Another local resident, who asked not to be named, added: “It’s been so peaceful. I could sit in the garden and actually speak without having to shout above plane noise.

“About an hour ago I said to the kids, ‘I see the planes are back’ as the windows were rattling.”

Gil Paterson MSP told the Post: “With the welcome respite from aircraft noise about to end, then before the noise is ramped up yet again, it’s time for Glasgow Airport to consider putting a stop to aircraft landing and taking off during the night.

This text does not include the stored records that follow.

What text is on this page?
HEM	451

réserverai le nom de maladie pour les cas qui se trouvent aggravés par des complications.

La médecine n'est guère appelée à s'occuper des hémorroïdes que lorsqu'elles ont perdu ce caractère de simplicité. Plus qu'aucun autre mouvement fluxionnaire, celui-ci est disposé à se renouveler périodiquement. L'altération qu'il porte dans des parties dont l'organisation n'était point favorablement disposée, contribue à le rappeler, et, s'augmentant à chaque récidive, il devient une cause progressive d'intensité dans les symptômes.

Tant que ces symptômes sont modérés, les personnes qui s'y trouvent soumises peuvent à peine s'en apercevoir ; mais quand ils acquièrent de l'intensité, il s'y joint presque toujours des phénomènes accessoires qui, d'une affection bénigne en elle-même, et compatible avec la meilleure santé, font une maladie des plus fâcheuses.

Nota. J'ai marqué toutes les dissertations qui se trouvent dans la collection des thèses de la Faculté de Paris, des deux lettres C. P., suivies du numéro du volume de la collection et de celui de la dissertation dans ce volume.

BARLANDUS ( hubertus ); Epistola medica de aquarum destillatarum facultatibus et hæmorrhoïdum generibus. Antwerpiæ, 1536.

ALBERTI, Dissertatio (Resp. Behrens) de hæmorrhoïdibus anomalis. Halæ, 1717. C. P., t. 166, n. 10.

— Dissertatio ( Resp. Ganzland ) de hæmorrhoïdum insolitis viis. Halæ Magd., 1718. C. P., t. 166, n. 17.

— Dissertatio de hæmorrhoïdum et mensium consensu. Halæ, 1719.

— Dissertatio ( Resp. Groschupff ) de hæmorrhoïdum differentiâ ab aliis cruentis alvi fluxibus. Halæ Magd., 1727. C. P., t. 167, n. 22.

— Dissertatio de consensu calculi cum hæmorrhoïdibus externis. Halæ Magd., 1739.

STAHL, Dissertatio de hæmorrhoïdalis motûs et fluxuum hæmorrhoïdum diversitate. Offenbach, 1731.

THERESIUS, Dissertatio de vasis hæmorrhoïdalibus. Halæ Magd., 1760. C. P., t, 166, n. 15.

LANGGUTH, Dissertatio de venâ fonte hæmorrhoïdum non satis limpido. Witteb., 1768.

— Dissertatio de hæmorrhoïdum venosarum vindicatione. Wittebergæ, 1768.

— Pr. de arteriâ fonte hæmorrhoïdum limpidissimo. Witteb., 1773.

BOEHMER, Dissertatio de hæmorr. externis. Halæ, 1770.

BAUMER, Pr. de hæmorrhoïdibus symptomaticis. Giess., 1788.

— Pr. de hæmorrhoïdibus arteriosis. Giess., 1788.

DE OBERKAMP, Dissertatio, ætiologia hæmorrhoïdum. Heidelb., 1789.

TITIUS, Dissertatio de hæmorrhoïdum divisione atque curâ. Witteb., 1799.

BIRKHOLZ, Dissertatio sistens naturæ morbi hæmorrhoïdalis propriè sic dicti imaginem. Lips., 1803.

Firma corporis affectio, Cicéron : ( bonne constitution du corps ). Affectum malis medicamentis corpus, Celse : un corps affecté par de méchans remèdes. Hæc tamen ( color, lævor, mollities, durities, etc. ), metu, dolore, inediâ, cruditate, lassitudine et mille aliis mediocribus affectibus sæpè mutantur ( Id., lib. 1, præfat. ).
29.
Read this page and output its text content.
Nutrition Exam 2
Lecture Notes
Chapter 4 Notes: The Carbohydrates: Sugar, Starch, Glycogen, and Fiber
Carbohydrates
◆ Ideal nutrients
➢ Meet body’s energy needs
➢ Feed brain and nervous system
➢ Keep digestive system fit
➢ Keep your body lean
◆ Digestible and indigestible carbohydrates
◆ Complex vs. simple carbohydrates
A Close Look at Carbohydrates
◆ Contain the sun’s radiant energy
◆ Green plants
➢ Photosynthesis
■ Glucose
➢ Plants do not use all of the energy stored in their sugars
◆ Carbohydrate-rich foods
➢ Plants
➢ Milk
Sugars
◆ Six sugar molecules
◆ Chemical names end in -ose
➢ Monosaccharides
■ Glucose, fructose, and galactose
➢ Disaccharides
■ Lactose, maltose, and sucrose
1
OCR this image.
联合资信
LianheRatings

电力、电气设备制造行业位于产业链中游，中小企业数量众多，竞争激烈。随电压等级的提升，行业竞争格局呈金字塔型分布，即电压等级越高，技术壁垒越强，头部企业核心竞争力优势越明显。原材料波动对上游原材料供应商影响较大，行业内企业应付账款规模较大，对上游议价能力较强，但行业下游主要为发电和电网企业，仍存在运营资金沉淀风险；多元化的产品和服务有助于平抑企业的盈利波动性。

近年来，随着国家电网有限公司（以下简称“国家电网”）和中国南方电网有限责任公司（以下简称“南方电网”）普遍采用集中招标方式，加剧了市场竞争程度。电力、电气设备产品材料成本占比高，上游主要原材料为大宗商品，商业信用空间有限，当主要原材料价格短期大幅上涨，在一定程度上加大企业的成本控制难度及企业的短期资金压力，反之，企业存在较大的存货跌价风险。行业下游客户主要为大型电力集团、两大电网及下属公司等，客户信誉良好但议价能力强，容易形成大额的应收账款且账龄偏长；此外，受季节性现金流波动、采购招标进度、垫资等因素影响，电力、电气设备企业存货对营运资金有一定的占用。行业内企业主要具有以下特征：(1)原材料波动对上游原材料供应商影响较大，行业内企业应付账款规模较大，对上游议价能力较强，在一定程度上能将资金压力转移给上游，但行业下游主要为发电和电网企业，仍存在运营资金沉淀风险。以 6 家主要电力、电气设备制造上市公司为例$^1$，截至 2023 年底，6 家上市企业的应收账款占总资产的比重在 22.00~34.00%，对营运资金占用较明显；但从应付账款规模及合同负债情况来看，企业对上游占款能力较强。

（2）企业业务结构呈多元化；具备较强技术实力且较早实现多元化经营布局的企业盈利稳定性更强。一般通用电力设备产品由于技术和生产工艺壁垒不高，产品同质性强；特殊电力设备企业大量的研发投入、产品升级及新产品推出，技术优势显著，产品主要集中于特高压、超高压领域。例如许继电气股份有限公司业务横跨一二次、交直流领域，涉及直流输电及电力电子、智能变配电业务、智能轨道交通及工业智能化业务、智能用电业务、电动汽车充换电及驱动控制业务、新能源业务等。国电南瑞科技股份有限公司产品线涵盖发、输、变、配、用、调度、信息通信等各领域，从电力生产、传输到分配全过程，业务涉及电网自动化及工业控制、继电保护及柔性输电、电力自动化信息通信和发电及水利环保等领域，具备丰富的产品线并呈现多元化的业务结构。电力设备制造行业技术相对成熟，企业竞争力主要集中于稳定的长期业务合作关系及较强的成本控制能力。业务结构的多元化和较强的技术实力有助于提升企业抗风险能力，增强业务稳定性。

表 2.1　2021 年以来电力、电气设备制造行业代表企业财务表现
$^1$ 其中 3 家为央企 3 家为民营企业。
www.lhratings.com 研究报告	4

“The WHO have warned governments and operators repeatedly about the damage done to people’s health living close to airports, some of the health damages being very profound, not to mention the damage done simply with the continued loss of sleep.

“Although at the moment it’s the UK Government who control airports and the noise from them, it’s time the Scottish Government was in charge and action taken, particularly on night time flights - that would be a huge health step forward for all.”

When asked about night flights, Glasgow Airport said instead that noise issues would be addressed as the aviation economy improved.

A spokesman said: "The coronavirus pandemic has had a devasting impact on aviation, bringing the entire industry to a standstill and resulting in the loss of thousands of jobs.

"Like airports throughout the UK, we’re operating at just a fraction of our capacity and it will take years before we are able to return some form of normality.

"How we manage the impacts of noise will continue to be an important part of our plans as we begin the long process of re-building the airport and re-establishing the routes that will get the country and economy moving again."